The board of the Norwegian Society of Clinical Pharmacology therefore appointed a working group (1). The group was composed of a broad range of representatives from the clinical pharmacological communities in Norway, and its aim was to reach a consensus on the recommended alert levels for the pharmacological analyses most frequently offered in Norway (2). A comprehensive report has now been published on farmakologiportalen.no and provides an overview of the background for the recommended thresholds (3, 4).

Proposals for the recommended alert levels were drawn up through literature searches and several consultation rounds. Clinical pharmacological laboratories as well as clinicians in various medical specialties were included. The recommendations are presented in Table 1, which is intended particularly as a tool for laboratories where clinical pharmacological expertise is not immediately available. The recommendations are for guidance only, and local adaptations may be necessary.

Table 1

The working group’s recommended alert levels for 20 of the most frequently offered pharmacological substances in Norway.

Substance

Unit of measurement

Threshold1, 2

Cyclosporin

µg/l

≤ 50

Digitoxin

nmol/l

≥ 30

Digoxin

nmol/l

≥ 2.6

Ethanol

None
Children under 5 years: All

Ethylene glycol

mmol/l

All3

Phenobarbital

µmol/l

≥ 200

Phenytoin

µmol/l

≥ 100

Gentamicin

mg/l

None

Isopropanol

mmol/l

All3

Carbamazepine

µmol/l

≥ 60

Lithium

mmol/l

≥ 1.5

Methanol

mmol/l

All3

Methotrexate

µmol/l

≥ 10
Dosage 1 x per week: ≥ 0.1

Paracetamol

µmol/l

≥ 500

Salicylic acid

mmol/l

≥ 4
Children under 12 years: ≥ 3.5

Tacrolimus

µg/l

≤ 3

Theophylline

µmol/l

≥ 110

Tobramycin

mg/l

None

Valproate

µmol/l

≥ 900

Vancomycin

mg/l

None

1Unless a clinical pharmacologist undertakes another assessment

2Unless another agreement has been made with the requisitioning doctor

3Negative results may also be important with regard to differential diagnostics

Some specific issues

We do not recommend alerting serum concentrations of the antimicrobial drugs gentamicin, tobramycin and vancomycin. Treatment with these drugs is generally undertaken in hospital, where the analysis results are available within a relatively short period and routinely followed up by those responsible for the treatment. Specific routines for alerting are therefore not considered to be necessary.

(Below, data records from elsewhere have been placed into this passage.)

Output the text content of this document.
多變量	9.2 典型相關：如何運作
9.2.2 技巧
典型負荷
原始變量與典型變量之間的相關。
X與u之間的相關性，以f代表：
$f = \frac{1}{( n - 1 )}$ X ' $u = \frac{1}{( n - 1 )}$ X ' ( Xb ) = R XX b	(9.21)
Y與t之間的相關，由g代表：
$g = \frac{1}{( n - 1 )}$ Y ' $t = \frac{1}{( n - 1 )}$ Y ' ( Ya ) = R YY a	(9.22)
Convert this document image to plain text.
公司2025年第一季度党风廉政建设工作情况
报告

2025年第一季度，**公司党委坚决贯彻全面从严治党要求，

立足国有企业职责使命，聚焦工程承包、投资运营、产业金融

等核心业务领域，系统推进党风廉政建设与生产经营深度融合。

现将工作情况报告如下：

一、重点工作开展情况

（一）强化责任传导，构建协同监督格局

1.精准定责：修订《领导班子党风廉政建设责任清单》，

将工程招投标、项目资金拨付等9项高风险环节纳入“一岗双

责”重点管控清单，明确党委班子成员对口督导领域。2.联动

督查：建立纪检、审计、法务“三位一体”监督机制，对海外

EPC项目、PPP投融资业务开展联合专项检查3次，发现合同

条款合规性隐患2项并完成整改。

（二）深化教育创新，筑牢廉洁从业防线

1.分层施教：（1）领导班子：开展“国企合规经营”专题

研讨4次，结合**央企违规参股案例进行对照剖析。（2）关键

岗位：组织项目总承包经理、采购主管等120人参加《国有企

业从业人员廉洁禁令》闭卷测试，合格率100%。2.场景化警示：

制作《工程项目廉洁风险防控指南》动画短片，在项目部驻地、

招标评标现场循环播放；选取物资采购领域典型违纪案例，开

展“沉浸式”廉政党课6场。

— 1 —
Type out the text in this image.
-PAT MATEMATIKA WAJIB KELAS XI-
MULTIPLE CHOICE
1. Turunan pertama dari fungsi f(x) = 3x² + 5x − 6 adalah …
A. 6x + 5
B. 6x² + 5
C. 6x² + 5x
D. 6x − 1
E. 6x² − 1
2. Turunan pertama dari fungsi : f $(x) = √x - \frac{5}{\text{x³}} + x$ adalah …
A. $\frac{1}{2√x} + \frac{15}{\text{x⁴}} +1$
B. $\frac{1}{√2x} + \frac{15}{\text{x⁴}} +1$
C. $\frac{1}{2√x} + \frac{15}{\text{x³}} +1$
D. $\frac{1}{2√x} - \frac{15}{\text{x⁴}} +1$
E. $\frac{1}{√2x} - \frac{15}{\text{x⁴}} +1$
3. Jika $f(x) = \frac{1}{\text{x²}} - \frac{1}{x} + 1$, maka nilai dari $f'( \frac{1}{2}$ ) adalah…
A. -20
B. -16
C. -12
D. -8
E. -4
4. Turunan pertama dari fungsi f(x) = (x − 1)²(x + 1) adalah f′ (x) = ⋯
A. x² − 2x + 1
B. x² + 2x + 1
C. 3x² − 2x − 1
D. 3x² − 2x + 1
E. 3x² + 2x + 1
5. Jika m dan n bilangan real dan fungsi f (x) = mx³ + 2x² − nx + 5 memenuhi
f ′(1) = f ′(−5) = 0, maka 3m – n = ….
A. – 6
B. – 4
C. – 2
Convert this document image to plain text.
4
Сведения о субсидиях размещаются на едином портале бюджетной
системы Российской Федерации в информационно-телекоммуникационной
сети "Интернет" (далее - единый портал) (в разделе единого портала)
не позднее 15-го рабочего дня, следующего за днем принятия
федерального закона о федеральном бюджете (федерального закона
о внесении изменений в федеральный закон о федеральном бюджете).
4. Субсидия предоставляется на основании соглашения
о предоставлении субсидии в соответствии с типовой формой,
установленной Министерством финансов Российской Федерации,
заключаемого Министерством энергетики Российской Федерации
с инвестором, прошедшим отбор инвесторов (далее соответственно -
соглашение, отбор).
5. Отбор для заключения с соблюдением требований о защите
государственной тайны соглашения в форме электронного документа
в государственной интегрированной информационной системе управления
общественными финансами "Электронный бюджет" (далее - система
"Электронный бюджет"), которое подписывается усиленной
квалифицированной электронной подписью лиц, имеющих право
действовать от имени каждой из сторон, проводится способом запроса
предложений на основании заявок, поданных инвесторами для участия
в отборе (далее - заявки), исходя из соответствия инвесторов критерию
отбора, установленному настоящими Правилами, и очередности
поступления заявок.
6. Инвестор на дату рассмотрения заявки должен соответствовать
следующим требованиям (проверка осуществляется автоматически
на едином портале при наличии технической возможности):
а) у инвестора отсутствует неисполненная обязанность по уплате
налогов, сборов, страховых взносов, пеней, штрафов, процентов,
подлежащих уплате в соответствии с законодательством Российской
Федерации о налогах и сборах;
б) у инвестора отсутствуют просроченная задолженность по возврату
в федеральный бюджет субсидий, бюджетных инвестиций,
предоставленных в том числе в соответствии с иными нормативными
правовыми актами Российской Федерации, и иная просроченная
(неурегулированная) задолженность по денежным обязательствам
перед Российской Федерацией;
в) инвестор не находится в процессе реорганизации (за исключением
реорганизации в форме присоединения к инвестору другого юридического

For the toxic alcohols (ethylene glycol, isopropanol and methanol) we recommend alerting of all positive samples. Alerting of negative test results may also be considered as part of local practices, since these may be important with regard to differential diagnostics.

In our internal assessment and our discussions with the various clinical communities, we have not arrived at a general recommendation with regard to alerting of ethanol. Due to considerable individual differences in tolerance and vulnerability to ethanol, the threshold for when a given ethanol concentration represents a potentially serious poisoning will be highly variable. We have therefore concluded that on a general basis, we would not recommend alerting except for children under five years of age, for whom all positive test results should be alerted.

For the immunosuppressive drugs (cyclosporin and tacrolimus), subtherapeutic concentrations entail an increased risk of rejection reactions in transplant patients. This risk increases with lower concentrations. The duration of the subtherapeutic phase also has an effect. The working group therefore believes that the most rational approach is to set a lower alert level for these substances.

We hope that these recommendations will encourage a more unified national practice for alert levels.